The seminar topic was "Management Problems of the Technical Person in a Leadership Role." The audience was engineers and other technical specialists who were moving from technical to supervisory jobs. Here was the challenge: This group of people historically was not interested in managing people nor attending seminars on the topic. They had not responded well to my client's prior mailings.
My assignment was to write a four-page self-mailer, the control direct mail format this company used across all topics and audiences. I wrote it and when it worked, I was asked to write an 8-page self-mailer—same topic, same audience. The only thing that changed was the additional four pages to fill. When the eight-pager significantly outperformed the four-page control, I was asked to write a 16-page self-mailer … still the same subject, same targeted audience.
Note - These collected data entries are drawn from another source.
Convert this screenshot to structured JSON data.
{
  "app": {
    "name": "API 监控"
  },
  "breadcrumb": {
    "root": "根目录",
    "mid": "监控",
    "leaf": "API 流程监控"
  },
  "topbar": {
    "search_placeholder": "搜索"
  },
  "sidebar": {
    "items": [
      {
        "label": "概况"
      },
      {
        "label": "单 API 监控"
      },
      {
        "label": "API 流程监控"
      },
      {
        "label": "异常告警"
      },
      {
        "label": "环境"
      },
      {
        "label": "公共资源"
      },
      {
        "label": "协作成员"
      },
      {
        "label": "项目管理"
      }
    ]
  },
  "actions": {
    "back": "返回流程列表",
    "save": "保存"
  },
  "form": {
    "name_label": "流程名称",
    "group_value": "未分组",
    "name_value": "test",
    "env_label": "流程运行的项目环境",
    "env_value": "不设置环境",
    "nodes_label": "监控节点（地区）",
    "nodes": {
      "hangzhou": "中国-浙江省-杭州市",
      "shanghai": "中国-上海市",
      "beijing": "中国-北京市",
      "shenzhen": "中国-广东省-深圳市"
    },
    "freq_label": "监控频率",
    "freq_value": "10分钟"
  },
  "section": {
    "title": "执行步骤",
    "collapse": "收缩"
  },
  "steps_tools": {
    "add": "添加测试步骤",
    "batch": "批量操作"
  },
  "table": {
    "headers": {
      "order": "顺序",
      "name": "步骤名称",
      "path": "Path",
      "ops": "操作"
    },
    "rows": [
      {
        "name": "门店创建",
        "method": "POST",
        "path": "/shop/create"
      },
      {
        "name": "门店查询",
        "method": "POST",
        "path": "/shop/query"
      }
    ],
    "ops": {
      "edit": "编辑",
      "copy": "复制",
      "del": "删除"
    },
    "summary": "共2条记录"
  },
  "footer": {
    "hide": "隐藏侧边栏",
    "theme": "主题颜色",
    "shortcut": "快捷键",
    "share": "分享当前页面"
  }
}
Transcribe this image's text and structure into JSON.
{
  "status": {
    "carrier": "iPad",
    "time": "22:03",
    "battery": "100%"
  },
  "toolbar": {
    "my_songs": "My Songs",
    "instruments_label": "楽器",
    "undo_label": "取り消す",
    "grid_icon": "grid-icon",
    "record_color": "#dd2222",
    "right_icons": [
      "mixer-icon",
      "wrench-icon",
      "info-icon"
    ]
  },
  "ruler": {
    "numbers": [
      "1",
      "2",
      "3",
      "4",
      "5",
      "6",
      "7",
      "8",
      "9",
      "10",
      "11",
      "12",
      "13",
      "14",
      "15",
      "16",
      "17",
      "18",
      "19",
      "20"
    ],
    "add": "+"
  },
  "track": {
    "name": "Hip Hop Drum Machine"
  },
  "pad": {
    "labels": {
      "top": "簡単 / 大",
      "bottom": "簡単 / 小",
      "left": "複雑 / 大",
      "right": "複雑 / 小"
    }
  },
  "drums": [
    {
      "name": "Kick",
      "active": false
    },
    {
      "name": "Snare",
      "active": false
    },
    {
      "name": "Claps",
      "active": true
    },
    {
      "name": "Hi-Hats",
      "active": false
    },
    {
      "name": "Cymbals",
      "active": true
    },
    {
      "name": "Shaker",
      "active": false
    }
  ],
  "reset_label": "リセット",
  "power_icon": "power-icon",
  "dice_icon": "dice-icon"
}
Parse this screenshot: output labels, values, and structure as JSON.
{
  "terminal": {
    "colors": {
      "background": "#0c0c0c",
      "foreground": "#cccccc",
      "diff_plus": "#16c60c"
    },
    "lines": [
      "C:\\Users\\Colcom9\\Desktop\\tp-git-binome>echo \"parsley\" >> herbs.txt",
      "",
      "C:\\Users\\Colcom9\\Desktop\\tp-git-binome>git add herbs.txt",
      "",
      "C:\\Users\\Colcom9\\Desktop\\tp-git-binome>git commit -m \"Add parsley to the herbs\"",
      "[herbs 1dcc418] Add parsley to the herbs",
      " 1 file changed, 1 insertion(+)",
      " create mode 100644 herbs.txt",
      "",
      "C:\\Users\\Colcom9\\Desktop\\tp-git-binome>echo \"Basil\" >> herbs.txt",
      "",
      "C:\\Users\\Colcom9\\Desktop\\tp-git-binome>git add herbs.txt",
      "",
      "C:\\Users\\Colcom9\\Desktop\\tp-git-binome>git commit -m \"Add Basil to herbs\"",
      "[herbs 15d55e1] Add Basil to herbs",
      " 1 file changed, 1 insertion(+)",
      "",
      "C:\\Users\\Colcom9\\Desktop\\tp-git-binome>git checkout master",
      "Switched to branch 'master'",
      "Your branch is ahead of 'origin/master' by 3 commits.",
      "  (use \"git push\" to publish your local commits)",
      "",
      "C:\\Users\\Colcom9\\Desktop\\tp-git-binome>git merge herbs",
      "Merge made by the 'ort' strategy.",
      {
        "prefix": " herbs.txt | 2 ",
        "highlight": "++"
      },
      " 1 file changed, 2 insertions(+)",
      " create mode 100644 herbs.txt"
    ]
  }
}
Sixteen pages … that was four times the amount of copy I had written for the initial self-mailer.
The test strategy was to see if technical people accustomed to reading long reports, lengthy research studies and detailed listings of specifications would respond better to longer copy. And it worked.
In the process of writing the 4-, 8- and 16-page mailers selling the same one-day seminar, I learned some tricks for finding different ways to present the same information to fill 16 pages.
Here are some of the techniques I use regularly in writing copy:
- Bulleted benefit copy
- Numbered lists of benefits
- Attendee reviews
- Comprehensive seminar agenda
- Program overview
- List of seminar locations
- Who should attend (new managers and supervisors to specific: architects, repair technicians, physicists, chemists, accountants, lab directors, etc.)
- List of companies that had sent people to the seminar
- Instructor bios relating their experience to the topic
- Executive summary
The charts and graphs made a quick connection with scanners who were more comfortable with graphics than words. The quizzes provided an opportunity to tap my readers' competitive nature. Attendee reviews and the company list provided the credibility only peers can provide. And the bulleted and numbered lists of benefits presented the same information in different bite-size pieces, presented in easy-to-scan lists. If I were given the same assignment today, I'd add a QR Code that links to a video landing page.